There are so many great quotes about failure:

"Try and fail, but don't fail to try."
"The only real failure in life is the failure to try."
"I didn't fail the test, I just found 100 ways to do it wrong."

Yes to all of the above.  If trying and failing is so tantamount to success, why haven't I reached my "success" yet???

Before I got married, I thought "Once we are married, it will be so much easier to plan our meals, and get in some exercise."

Wrong.

I think we just "feed" each other's (food) addiction.  Pun intended.  My husband does the majority of the cooking (by his own choice!!).  So, after he works hard all day, comes home and cooks, I certainly don't want to hurt his feelings, or offend him in any way by not eating.  So it's his fault, right?

When I'm sitting at my desk working, and he brings me treats and snacks, I want to be gracious, don't I?  I mean, if he brings it to me, the least I can do is thank him and eat it, right?

I could go on.  But the truth is, it's not my husband's fault.  The only "magic formula" for me is the word "no".  I can even be gracious and say "no, thank you".  I don't have to pile my plate high with the delicious dinner he cooks, and then earn a gold star by eating it all.

I know this is true, because I'm trying it out a little at the time. Last night he baked walnut-brownies and had one a-la-mode.  He came to my office and asked if I wanted chocolate or vanilla.  I ever so graciously declined.  At least he didn't just show up with it already in a serving dish.  I told him I would enjoy one bite of his, which I did. 
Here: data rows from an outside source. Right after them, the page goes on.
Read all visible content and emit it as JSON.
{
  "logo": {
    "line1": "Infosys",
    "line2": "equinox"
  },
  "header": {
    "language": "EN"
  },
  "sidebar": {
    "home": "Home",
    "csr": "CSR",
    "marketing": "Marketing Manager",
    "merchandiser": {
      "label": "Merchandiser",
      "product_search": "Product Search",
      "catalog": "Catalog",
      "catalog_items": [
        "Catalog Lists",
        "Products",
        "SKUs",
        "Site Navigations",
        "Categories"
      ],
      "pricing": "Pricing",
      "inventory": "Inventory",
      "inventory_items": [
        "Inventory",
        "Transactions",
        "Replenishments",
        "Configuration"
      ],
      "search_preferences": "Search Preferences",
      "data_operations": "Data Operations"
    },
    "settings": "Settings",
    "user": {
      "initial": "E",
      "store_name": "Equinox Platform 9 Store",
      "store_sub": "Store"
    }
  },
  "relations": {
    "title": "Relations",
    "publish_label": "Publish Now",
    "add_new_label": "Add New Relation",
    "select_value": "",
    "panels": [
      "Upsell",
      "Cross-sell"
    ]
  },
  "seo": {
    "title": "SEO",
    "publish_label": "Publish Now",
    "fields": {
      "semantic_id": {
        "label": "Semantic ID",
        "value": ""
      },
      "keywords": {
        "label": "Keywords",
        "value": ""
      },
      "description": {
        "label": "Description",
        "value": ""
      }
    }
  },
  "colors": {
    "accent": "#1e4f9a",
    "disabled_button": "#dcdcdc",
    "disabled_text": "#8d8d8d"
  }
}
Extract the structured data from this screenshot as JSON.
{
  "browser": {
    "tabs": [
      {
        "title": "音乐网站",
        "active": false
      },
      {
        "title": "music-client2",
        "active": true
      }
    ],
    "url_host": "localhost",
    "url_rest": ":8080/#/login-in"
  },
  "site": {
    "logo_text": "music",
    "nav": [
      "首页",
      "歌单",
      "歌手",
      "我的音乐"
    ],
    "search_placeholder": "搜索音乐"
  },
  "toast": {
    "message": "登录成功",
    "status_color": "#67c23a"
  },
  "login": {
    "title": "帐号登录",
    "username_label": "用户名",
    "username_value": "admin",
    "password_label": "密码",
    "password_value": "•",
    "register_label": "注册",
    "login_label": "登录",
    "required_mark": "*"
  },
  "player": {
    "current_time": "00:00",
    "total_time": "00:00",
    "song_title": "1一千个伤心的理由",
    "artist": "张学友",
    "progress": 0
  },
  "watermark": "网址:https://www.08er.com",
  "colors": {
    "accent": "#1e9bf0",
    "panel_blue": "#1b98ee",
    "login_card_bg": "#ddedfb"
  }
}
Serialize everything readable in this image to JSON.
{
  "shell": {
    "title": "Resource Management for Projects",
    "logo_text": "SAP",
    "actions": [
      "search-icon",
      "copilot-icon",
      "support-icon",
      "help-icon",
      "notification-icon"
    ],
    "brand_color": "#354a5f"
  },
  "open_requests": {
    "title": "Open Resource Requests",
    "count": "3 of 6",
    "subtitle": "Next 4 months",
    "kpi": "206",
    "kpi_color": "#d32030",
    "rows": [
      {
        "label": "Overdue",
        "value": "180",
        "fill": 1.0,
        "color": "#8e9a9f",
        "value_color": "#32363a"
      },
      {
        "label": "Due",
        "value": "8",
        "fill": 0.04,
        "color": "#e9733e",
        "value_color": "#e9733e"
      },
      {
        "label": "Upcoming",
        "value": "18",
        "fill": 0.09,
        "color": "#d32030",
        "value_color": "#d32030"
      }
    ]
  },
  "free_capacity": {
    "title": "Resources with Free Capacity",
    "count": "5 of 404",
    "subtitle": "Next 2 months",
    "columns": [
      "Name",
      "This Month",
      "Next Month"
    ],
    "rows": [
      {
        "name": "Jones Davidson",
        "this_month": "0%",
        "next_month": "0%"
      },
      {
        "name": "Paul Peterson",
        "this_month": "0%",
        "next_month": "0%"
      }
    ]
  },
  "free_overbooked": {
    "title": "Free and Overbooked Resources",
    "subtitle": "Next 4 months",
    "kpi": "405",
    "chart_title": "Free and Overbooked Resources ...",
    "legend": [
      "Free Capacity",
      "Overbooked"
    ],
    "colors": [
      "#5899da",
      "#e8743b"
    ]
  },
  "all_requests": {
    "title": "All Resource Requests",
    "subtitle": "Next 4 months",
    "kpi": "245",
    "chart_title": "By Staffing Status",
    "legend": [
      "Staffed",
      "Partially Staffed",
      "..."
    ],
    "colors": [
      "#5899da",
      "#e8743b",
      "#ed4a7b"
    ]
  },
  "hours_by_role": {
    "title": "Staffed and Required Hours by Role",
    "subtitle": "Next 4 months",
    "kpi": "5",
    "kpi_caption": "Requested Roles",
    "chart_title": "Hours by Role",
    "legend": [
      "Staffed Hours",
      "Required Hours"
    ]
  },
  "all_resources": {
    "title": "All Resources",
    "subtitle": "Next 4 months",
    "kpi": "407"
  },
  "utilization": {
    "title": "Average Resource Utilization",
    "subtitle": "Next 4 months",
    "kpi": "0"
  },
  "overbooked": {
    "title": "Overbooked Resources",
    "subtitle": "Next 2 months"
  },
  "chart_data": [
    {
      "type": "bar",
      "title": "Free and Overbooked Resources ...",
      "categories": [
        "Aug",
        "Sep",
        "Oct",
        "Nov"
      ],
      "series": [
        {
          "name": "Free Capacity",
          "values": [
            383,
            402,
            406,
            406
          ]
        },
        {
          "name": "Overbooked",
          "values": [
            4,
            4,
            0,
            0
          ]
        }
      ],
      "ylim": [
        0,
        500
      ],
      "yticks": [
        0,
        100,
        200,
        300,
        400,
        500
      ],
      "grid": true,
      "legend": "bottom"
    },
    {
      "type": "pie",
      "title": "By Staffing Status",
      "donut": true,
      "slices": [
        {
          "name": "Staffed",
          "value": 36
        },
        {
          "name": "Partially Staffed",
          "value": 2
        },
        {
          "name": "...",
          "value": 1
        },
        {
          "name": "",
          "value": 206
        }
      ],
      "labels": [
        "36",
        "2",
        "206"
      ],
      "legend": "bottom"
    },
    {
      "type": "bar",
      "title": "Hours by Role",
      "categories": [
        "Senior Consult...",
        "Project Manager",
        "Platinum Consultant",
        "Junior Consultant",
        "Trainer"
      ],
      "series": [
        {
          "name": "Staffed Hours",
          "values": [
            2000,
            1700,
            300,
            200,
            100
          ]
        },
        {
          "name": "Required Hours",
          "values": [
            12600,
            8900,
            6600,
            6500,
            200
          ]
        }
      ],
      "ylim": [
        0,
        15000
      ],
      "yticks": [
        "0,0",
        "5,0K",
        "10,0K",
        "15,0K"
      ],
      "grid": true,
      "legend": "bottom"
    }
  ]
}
I thought that it would be necessary for us to travel this journey together. I wanted us to travel it together.  But I realized last night that I can only walk my own path.  I cannot walk it for him.  But by the same token, I can't blame him for my failures.  I hope and I pray that he will once again become motivated to make better choices.  I hope and pray that I will make more better choices than I make bad ones.  And I hope I will remember, that the only magic formula is saying no.  Eating less and moving more. 

I don't want this quote about failure to be the one that defines me:

"Life's real failure is when you do not realize how close you were to success when you gave up."